Important Information

Sunday, July 5, 1863

For forty-six long weary days and nights the men of the 130th Illinois Infantry participated in the siege on Vicksburg.  They had charged upon the works, dug tunnels under the works, stood on the picket lines and worked in the trenches.  Yet these  men, along with the whole 9th, 13th, and 15th Army Corps, were not permitted to enter the city.

Instead, they they were again under marching orders.  They expected to move yesterday morning at 6 o'clock, but for some reason the forward movement did not begin until this morning.  By 8 o'clock the entire column was in motion.

The expedition, commanded by General Sherman, started after Confederate General Joe Johnston who, during the siege, had been threatening Grant from the rear and on the line of the Big Black River.

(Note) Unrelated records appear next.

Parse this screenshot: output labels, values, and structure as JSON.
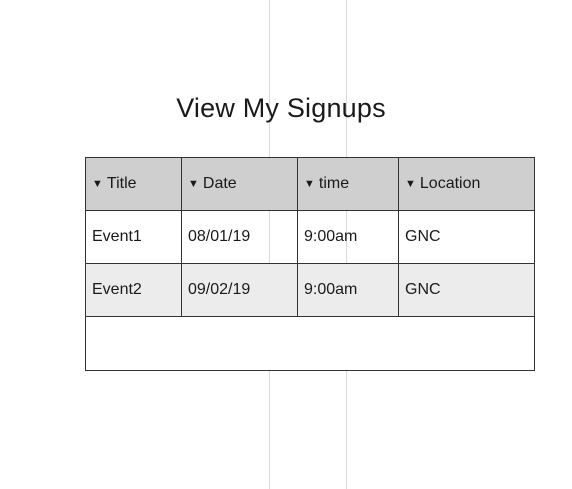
{
  "page": {
    "title": "View My Signups"
  },
  "table": {
    "sort_icon": "sort-down-triangle",
    "columns": [
      {
        "key": "title",
        "label": "Title"
      },
      {
        "key": "date",
        "label": "Date"
      },
      {
        "key": "time",
        "label": "time"
      },
      {
        "key": "location",
        "label": "Location"
      }
    ],
    "rows": [
      {
        "title": "Event1",
        "date": "08/01/19",
        "time": "9:00am",
        "location": "GNC"
      },
      {
        "title": "Event2",
        "date": "09/02/19",
        "time": "9:00am",
        "location": "GNC"
      }
    ]
  }
}
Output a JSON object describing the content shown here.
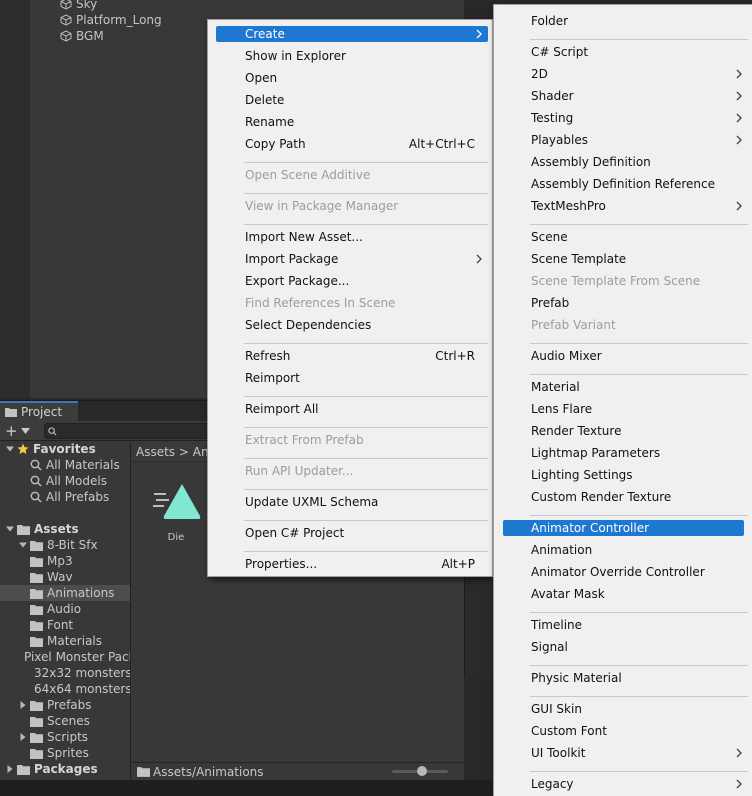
{
  "hierarchy": {
    "items": [
      "Sky",
      "Platform_Long",
      "BGM"
    ]
  },
  "project": {
    "tab_label": "Project",
    "add_label": "+",
    "search_placeholder": "",
    "breadcrumb": "Assets > Ani",
    "status_path": "Assets/Animations",
    "tree": [
      {
        "label": "Favorites",
        "bold": true,
        "indent": 0,
        "kind": "star",
        "arrow": "down"
      },
      {
        "label": "All Materials",
        "indent": 2,
        "kind": "search"
      },
      {
        "label": "All Models",
        "indent": 2,
        "kind": "search"
      },
      {
        "label": "All Prefabs",
        "indent": 2,
        "kind": "search"
      },
      {
        "label": "",
        "indent": 0,
        "kind": "blank"
      },
      {
        "label": "Assets",
        "bold": true,
        "indent": 0,
        "kind": "folder",
        "arrow": "down"
      },
      {
        "label": "8-Bit Sfx",
        "indent": 1,
        "kind": "folder",
        "arrow": "down"
      },
      {
        "label": "Mp3",
        "indent": 2,
        "kind": "folder"
      },
      {
        "label": "Wav",
        "indent": 2,
        "kind": "folder"
      },
      {
        "label": "Animations",
        "indent": 1,
        "kind": "folder",
        "selected": true
      },
      {
        "label": "Audio",
        "indent": 1,
        "kind": "folder"
      },
      {
        "label": "Font",
        "indent": 1,
        "kind": "folder"
      },
      {
        "label": "Materials",
        "indent": 1,
        "kind": "folder"
      },
      {
        "label": "Pixel Monster Pack",
        "indent": 1,
        "kind": "folder",
        "arrow": "down"
      },
      {
        "label": "32x32 monsters",
        "indent": 2,
        "kind": "folder"
      },
      {
        "label": "64x64 monsters",
        "indent": 2,
        "kind": "folder"
      },
      {
        "label": "Prefabs",
        "indent": 1,
        "kind": "folder",
        "arrow": "right"
      },
      {
        "label": "Scenes",
        "indent": 1,
        "kind": "folder"
      },
      {
        "label": "Scripts",
        "indent": 1,
        "kind": "folder",
        "arrow": "right"
      },
      {
        "label": "Sprites",
        "indent": 1,
        "kind": "folder"
      },
      {
        "label": "Packages",
        "bold": true,
        "indent": 0,
        "kind": "folder",
        "arrow": "right"
      }
    ],
    "assets": [
      {
        "label": "Die",
        "icon": "animation-clip-icon"
      }
    ]
  },
  "menu1": [
    {
      "label": "Create",
      "highlighted": true,
      "submenu": true
    },
    {
      "label": "Show in Explorer"
    },
    {
      "label": "Open"
    },
    {
      "label": "Delete"
    },
    {
      "label": "Rename"
    },
    {
      "label": "Copy Path",
      "shortcut": "Alt+Ctrl+C"
    },
    {
      "sep": true
    },
    {
      "label": "Open Scene Additive",
      "disabled": true
    },
    {
      "sep": true
    },
    {
      "label": "View in Package Manager",
      "disabled": true
    },
    {
      "sep": true
    },
    {
      "label": "Import New Asset..."
    },
    {
      "label": "Import Package",
      "submenu": true
    },
    {
      "label": "Export Package..."
    },
    {
      "label": "Find References In Scene",
      "disabled": true
    },
    {
      "label": "Select Dependencies"
    },
    {
      "sep": true
    },
    {
      "label": "Refresh",
      "shortcut": "Ctrl+R"
    },
    {
      "label": "Reimport"
    },
    {
      "sep": true
    },
    {
      "label": "Reimport All"
    },
    {
      "sep": true
    },
    {
      "label": "Extract From Prefab",
      "disabled": true
    },
    {
      "sep": true
    },
    {
      "label": "Run API Updater...",
      "disabled": true
    },
    {
      "sep": true
    },
    {
      "label": "Update UXML Schema"
    },
    {
      "sep": true
    },
    {
      "label": "Open C# Project"
    },
    {
      "sep": true
    },
    {
      "label": "Properties...",
      "shortcut": "Alt+P"
    }
  ],
  "menu2": [
    {
      "label": "Folder"
    },
    {
      "sep": true
    },
    {
      "label": "C# Script"
    },
    {
      "label": "2D",
      "submenu": true
    },
    {
      "label": "Shader",
      "submenu": true
    },
    {
      "label": "Testing",
      "submenu": true
    },
    {
      "label": "Playables",
      "submenu": true
    },
    {
      "label": "Assembly Definition"
    },
    {
      "label": "Assembly Definition Reference"
    },
    {
      "label": "TextMeshPro",
      "submenu": true
    },
    {
      "sep": true
    },
    {
      "label": "Scene"
    },
    {
      "label": "Scene Template"
    },
    {
      "label": "Scene Template From Scene",
      "disabled": true
    },
    {
      "label": "Prefab"
    },
    {
      "label": "Prefab Variant",
      "disabled": true
    },
    {
      "sep": true
    },
    {
      "label": "Audio Mixer"
    },
    {
      "sep": true
    },
    {
      "label": "Material"
    },
    {
      "label": "Lens Flare"
    },
    {
      "label": "Render Texture"
    },
    {
      "label": "Lightmap Parameters"
    },
    {
      "label": "Lighting Settings"
    },
    {
      "label": "Custom Render Texture"
    },
    {
      "sep": true
    },
    {
      "label": "Animator Controller",
      "highlighted": true
    },
    {
      "label": "Animation"
    },
    {
      "label": "Animator Override Controller"
    },
    {
      "label": "Avatar Mask"
    },
    {
      "sep": true
    },
    {
      "label": "Timeline"
    },
    {
      "label": "Signal"
    },
    {
      "sep": true
    },
    {
      "label": "Physic Material"
    },
    {
      "sep": true
    },
    {
      "label": "GUI Skin"
    },
    {
      "label": "Custom Font"
    },
    {
      "label": "UI Toolkit",
      "submenu": true
    },
    {
      "sep": true
    },
    {
      "label": "Legacy",
      "submenu": true
    }
  ],
  "colors": {
    "highlight": "#1e78d2",
    "menu_bg": "#f0f0f0",
    "disabled_text": "#9c9c9c",
    "panel_bg": "#383838",
    "selected_row": "#4d4d4d",
    "tab_accent": "#3a79bb",
    "folder": "#c2c2c2",
    "favorite_star": "#f2c84b",
    "anim_icon": "#7fe7d2"
  }
}
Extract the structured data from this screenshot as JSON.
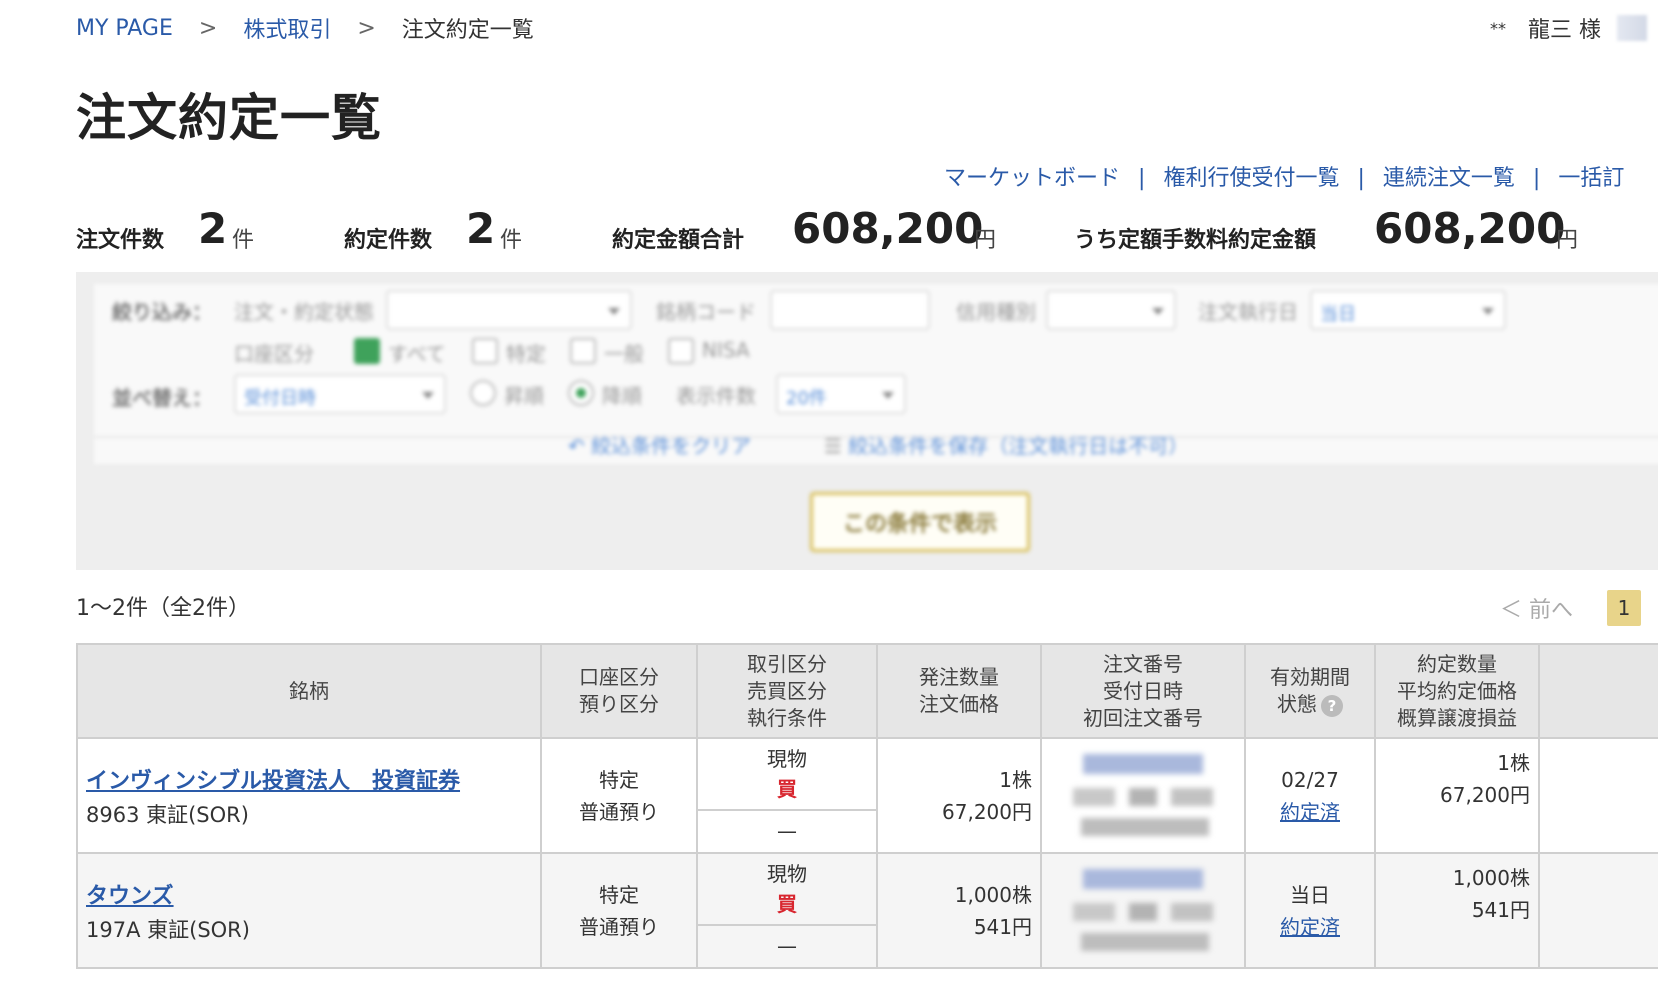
{
  "breadcrumb": {
    "items": [
      "MY PAGE",
      "株式取引"
    ],
    "separator": ">",
    "current": "注文約定一覧"
  },
  "user": {
    "stars": "**",
    "name": "龍三 様"
  },
  "page_title": "注文約定一覧",
  "quick_links": [
    "マーケットボード",
    "権利行使受付一覧",
    "連続注文一覧",
    "一括訂"
  ],
  "summary": {
    "order_count_label": "注文件数",
    "order_count": "2",
    "unit_count": "件",
    "exec_count_label": "約定件数",
    "exec_count": "2",
    "total_label": "約定金額合計",
    "total_value": "608,200",
    "unit_yen": "円",
    "fixed_label": "うち定額手数料約定金額",
    "fixed_value": "608,200"
  },
  "filter": {
    "narrow_label": "絞り込み：",
    "status_label": "注文・約定状態",
    "code_label": "銘柄コード",
    "credit_label": "信用種別",
    "date_label": "注文執行日",
    "date_value": "当日",
    "account_label": "口座区分",
    "chk_all": "すべて",
    "chk_specific": "特定",
    "chk_general": "一般",
    "chk_nisa": "NISA",
    "sort_label": "並べ替え：",
    "sort_value": "受付日時",
    "asc": "昇順",
    "desc": "降順",
    "display_label": "表示件数",
    "display_value": "20件",
    "clear_link": "絞込条件をクリア",
    "save_link": "絞込条件を保存（注文執行日は不可）",
    "submit": "この条件で表示"
  },
  "result_count": "1〜2件（全2件）",
  "pager": {
    "prev": "＜ 前へ",
    "current_page": "1"
  },
  "table": {
    "headers": {
      "stock": "銘柄",
      "account_1": "口座区分",
      "account_2": "預り区分",
      "trade_1": "取引区分",
      "trade_2": "売買区分",
      "trade_3": "執行条件",
      "qty_1": "発注数量",
      "qty_2": "注文価格",
      "ord_1": "注文番号",
      "ord_2": "受付日時",
      "ord_3": "初回注文番号",
      "valid_1": "有効期間",
      "valid_2": "状態",
      "exec_1": "約定数量",
      "exec_2": "平均約定価格",
      "exec_3": "概算譲渡損益"
    },
    "rows": [
      {
        "name": "インヴィンシブル投資法人　投資証券",
        "code": "8963 東証(SOR)",
        "account": "特定",
        "deposit": "普通預り",
        "trade_type": "現物",
        "side": "買",
        "condition": "—",
        "qty": "1株",
        "price": "67,200円",
        "period": "02/27",
        "status": "約定済",
        "exec_qty": "1株",
        "avg_price": "67,200円"
      },
      {
        "name": "タウンズ",
        "code": "197A 東証(SOR)",
        "account": "特定",
        "deposit": "普通預り",
        "trade_type": "現物",
        "side": "買",
        "condition": "—",
        "qty": "1,000株",
        "price": "541円",
        "period": "当日",
        "status": "約定済",
        "exec_qty": "1,000株",
        "avg_price": "541円"
      }
    ]
  }
}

Under a broiling hot July sun the Union soldiers took up the line of march and followed the Confederates to Jackson, Mississippi. The weather was excessively hot and many of the men fainted and fell out of the column.  They were not in marching shape, as they had not done any marching for the past several weeks.  Also, water was very scarce.

William Wiley, from the 77th Illinois Infantry, recalled the difficult conditions they faced:
We were marched at a very rapid pace as Gen Sherman was trying to steal a march on Gen Johnson before he learned of the fall of Vicksburg. As the day got very hot and the road terribly dusty and water was very scarce and the boys being rather soft on the march after lying in the trenches around Vicksburg so long.
The first part of column reached the spot selected for the camp around the middle of the afternoon, and the rest of the column continued to come in until midnight.  They would spend tomorrow, July 6th, resting in this camp.